My personal recommendation would be Jinja2. The templating language has a syntax that's not particularly hard to learn if you're already used to coding in Python and have some experience with HTML, it's wicked fast, has a number of useful features for working with HTML right out of the box, it's pure Python with minimal dependencies (if I remember correctly, there's only one outside of the Python standard library), and it's packaged for pretty much every major distribution (including Raspbian).
The only potential downside is that Python 3 support is still listed as experimental and needs Python 3.3 or newer, though the initial Python 3 support was added quite some time ago (they don't even support the version that originally added it anymore, so I think it's been at least six months), they've pretty much said they're just being conservative (all the tests pass on Python 3, they're just not 100% certain that there aren't any lurking corner cases that break on Python 3), and I've personally had no issues using it with Python 3.

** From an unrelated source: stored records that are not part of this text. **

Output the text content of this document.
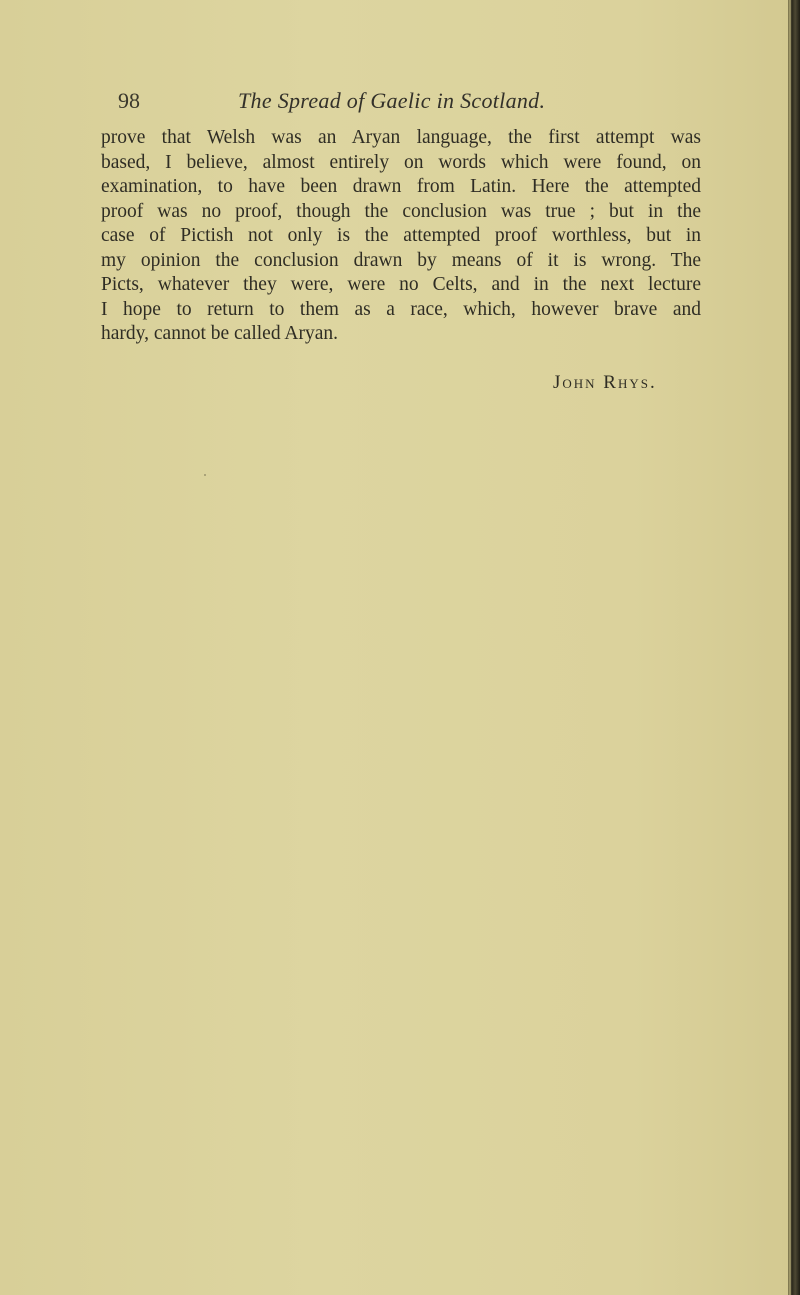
98	The Spread of Gaelic in Scotland.
prove that Welsh was an Aryan language, the first attempt was
based, I believe, almost entirely on words which were found, on
examination, to have been drawn from Latin. Here the attempted
proof was no proof, though the conclusion was true ; but in the
case of Pictish not only is the attempted proof worthless, but in
my opinion the conclusion drawn by means of it is wrong. The
Picts, whatever they were, were no Celts, and in the next lecture
I hope to return to them as a race, which, however brave and
hardy, cannot be called Aryan.
John Rhys.
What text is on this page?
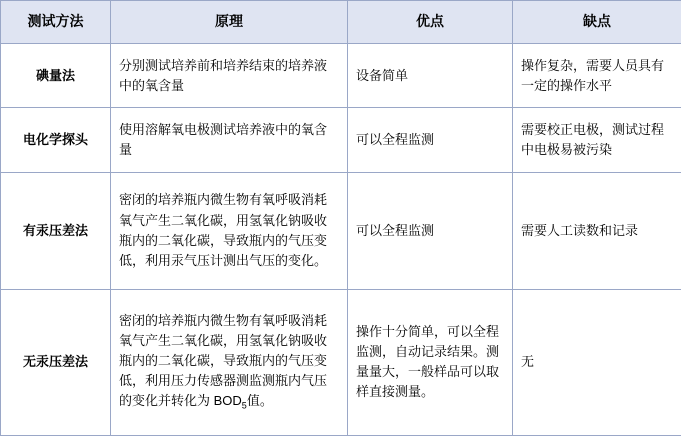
测试方法	原理	优点	缺点
碘量法	分别测试培养前和培养结束的培养液中的氧含量	设备简单	操作复杂，需要人员具有一定的操作水平
电化学探头	使用溶解氧电极测试培养液中的氧含量	可以全程监测	需要校正电极，测试过程中电极易被污染
有汞压差法	密闭的培养瓶内微生物有氧呼吸消耗氧气产生二氧化碳，用氢氧化钠吸收瓶内的二氧化碳，导致瓶内的气压变低，利用汞气压计测出气压的变化。	可以全程监测	需要人工读数和记录
无汞压差法	密闭的培养瓶内微生物有氧呼吸消耗氧气产生二氧化碳，用氢氧化钠吸收瓶内的二氧化碳，导致瓶内的气压变低，利用压力传感器测监测瓶内气压的变化并转化为 $BOD_5$值。	操作十分简单，可以全程监测，自动记录结果。测量量大，一般样品可以取样直接测量。	无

Django's templating engine is pretty widely used and supports Python 3, but it's not exactly lightweight (you pretty much have to install all of Django to get the templating engine), and they tend to break things in subtle ways version to version. Other than that, it's got most of the same benefits that Jinja2 does (Jinja2 was actually originally a standalone implementation of Django's templating language, but it's diverged enoguh that Jinja2 templates and Django templates aren't guaranteed to be interchangeable).
The only other templating system mentioned in your link that I actually recognize is Mako. I've never dealt with it myself, but have heard from a number of associates that it's reliable and I've seen a number of big Python projects using it (I think Reddit uses it actually). The syntax is a bit closer to HTML or XML than Jinja2 and Django are, but that can be just as much of an issue as a benefit (the closer the syntax, the easier it is to mix up what's part of the template and what's actual HTML).